Local projects financed in the 2022-2023 state budget:

Tallahassee Lighthouse Venture Mentorship Program: $250,000

Nonprofit Omega Lamplighters’ mentorship program works with boys in grades 4 through 12 to reduce gang-related activity. He asked for money to buy laptops and tablets, literacy materials and to pay for workshops and college visits.

Leon County Sheriff’s Office Behavioral Health Program: $250,000

The LCSO’s Behavioral Health and Workplace Wellness Program applied for the grant to develop a mental health resilience initiative to help small partner agencies in surrounding counties.

Panhandle Holocaust Education: $300,000

To fund an outreach coordinator and assistant to conduct training workshops for teachers of begging, mandated by law to teach Holocaust education, and to expand annual education week programs on the Holocaust.

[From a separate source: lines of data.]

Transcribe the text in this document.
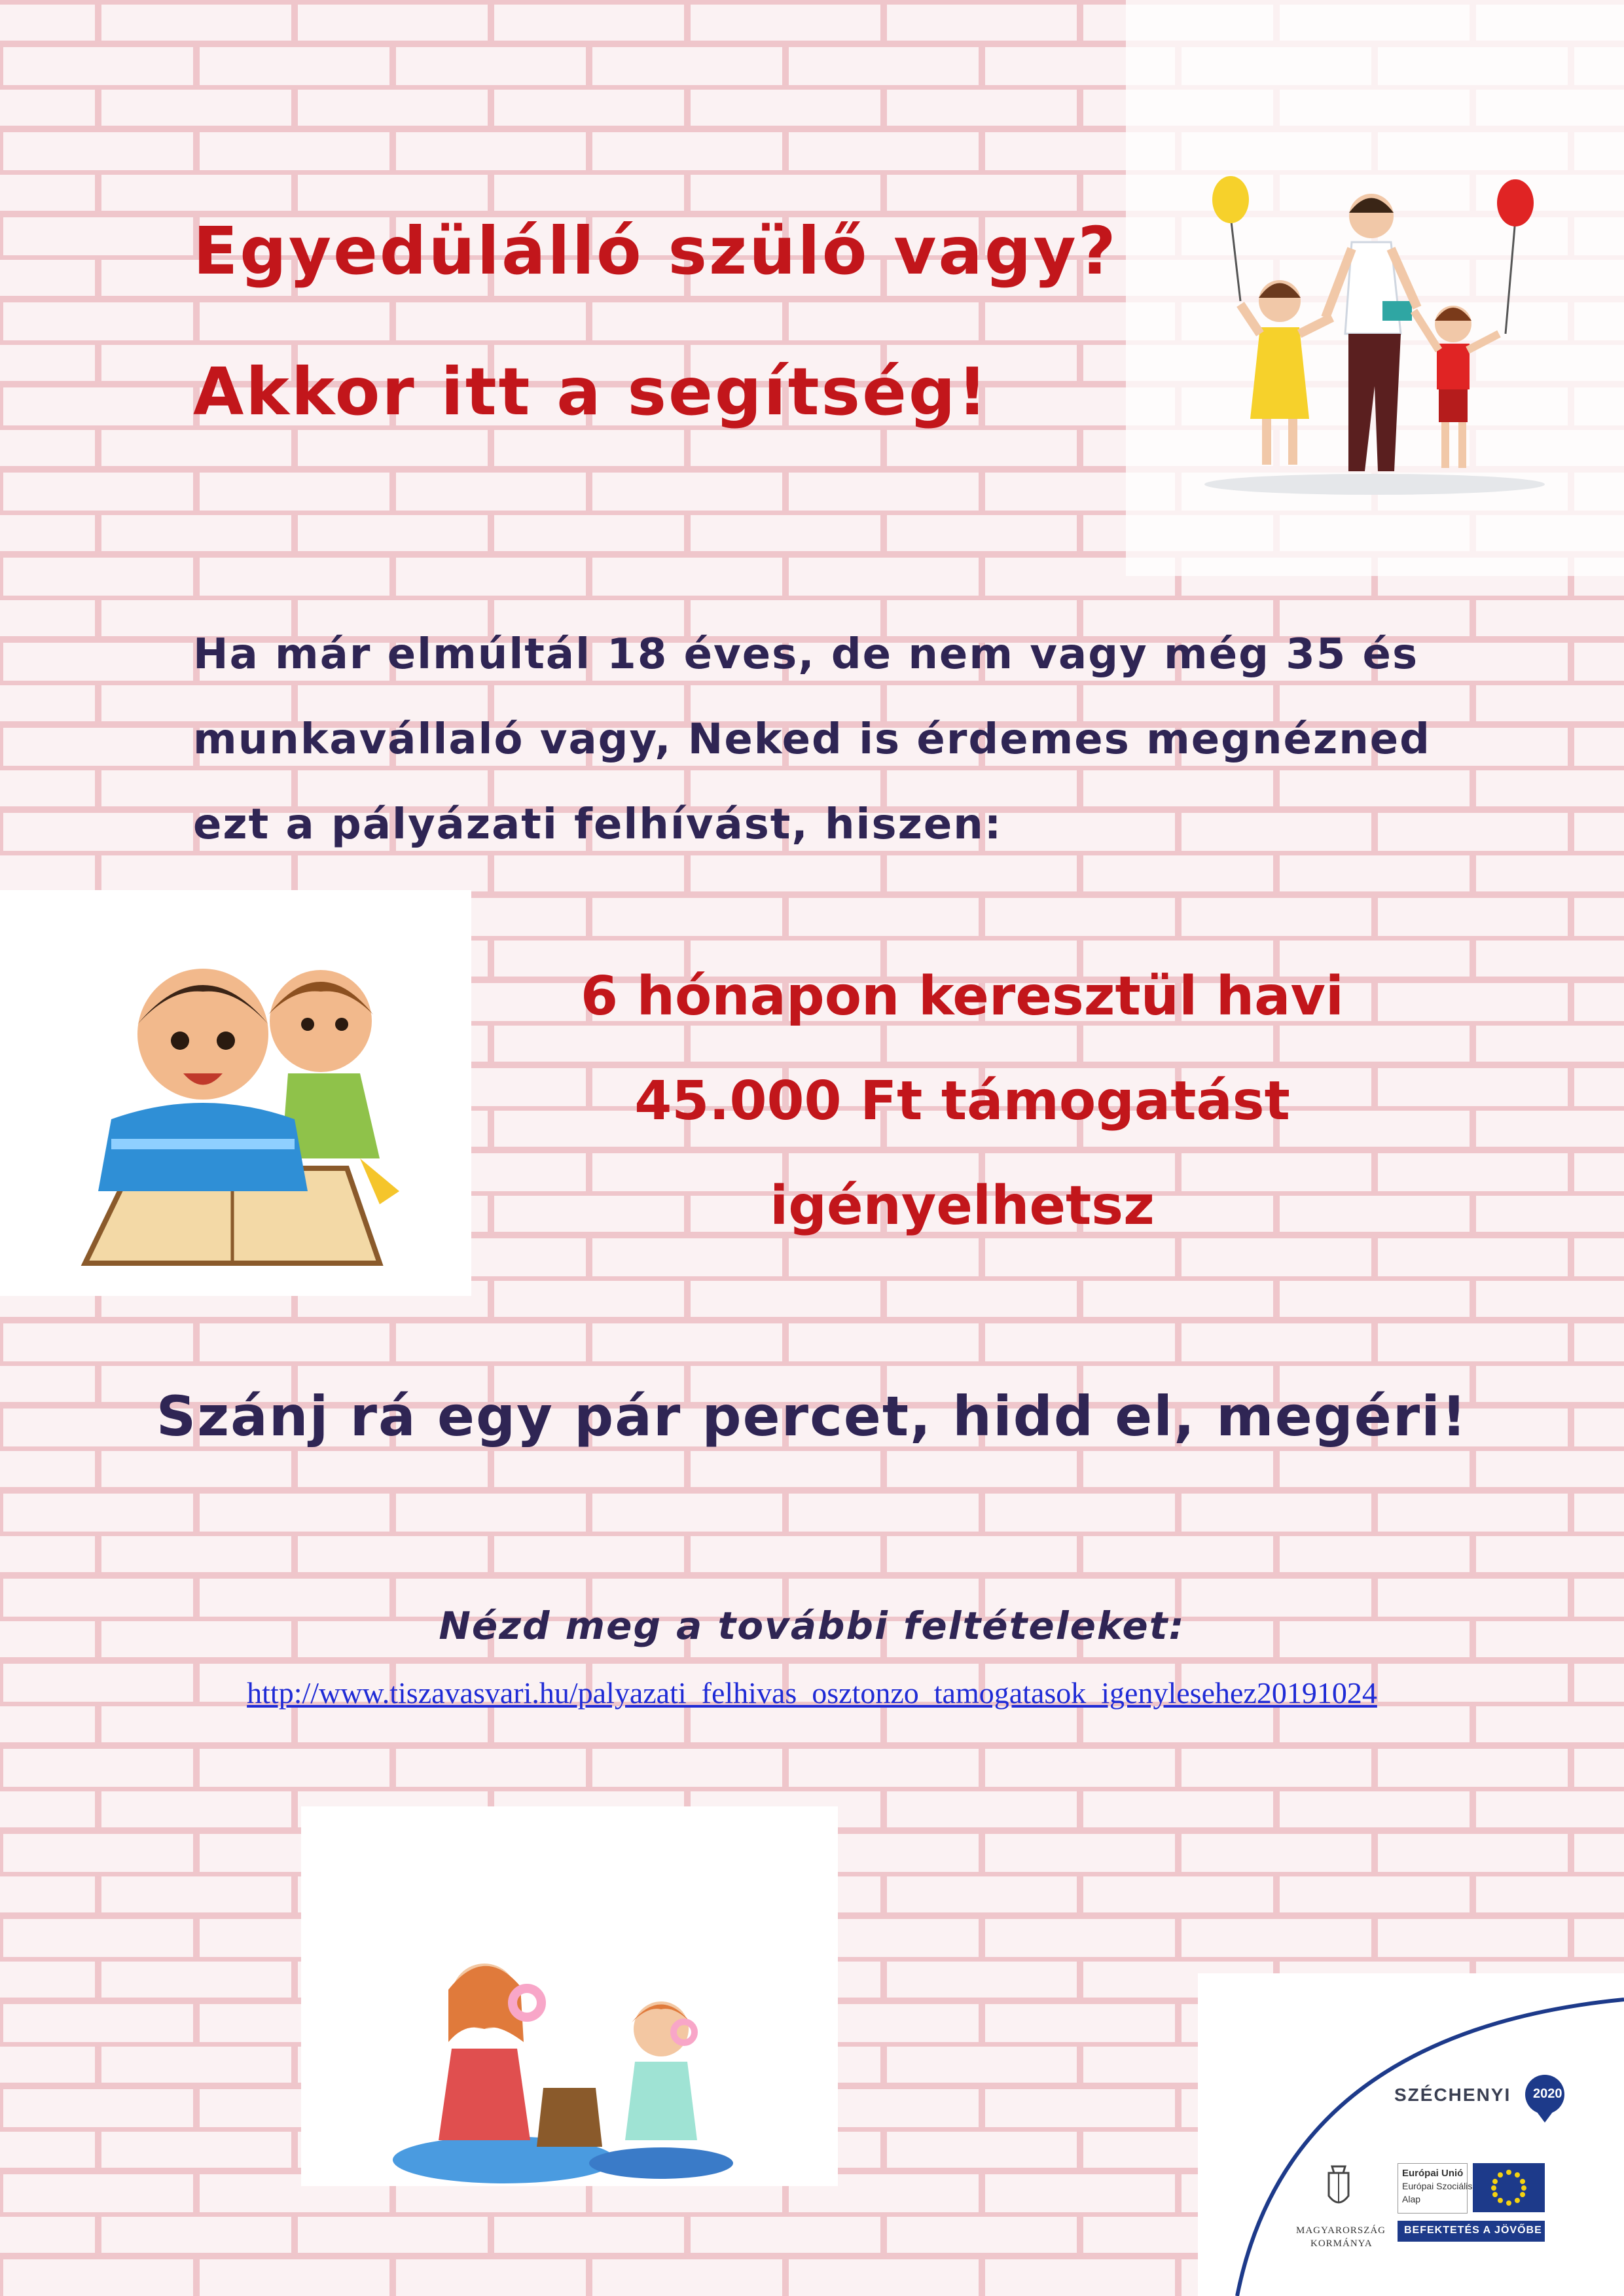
Egyedülálló szülő vagy?
Akkor itt a segítség!
Ha már elmúltál 18 éves, de nem vagy még 35 és
munkavállaló vagy, Neked is érdemes megnézned
ezt a pályázati felhívást, hiszen:
6 hónapon keresztül havi
45.000 Ft támogatást
igényelhetsz
Szánj rá egy pár percet, hidd el, megéri!
Nézd meg a további feltételeket:
http://www.tiszavasvari.hu/palyazati_felhivas_osztonzo_tamogatasok_igenylesehez20191024
SZÉCHENYI 2020
MAGYARORSZÁG
KORMÁNYA
Európai Unió
Európai Szociális
Alap
BEFEKTETÉS A JÖVŐBE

Fred George Wetland Project: $400,000

The project was Leon County’s main request for the session. The money will be used to regrade a five-acre wetland to prevent debris from flowing down Fred George Sink to Wakulla Springs. The project will restore wildlife habitat, rehydrate wetlands, and improve discharge to the Florida Aquifer and directly benefit Wakulla Springs.

Tallahassee TEMPO Workforce Training Program: $500,000

A Tallahassee initiative that provides scholarships to earn GEDs, high school diplomas, and to attend college or technical and vocational schools.

AMIkids prevention program: $750,000

AMIkids provides youth in Gadsden County with mental health, addictions, mentorship and job training services through a juvenile diversion program.

Gadsden County Emergency Operations Center: $10 million

The EOC and Gadsden Sheriff’s office is currently housed in a 30-year-old building that does not meet hurricane building codes and lacks the space to house all the agencies needed in an emergency.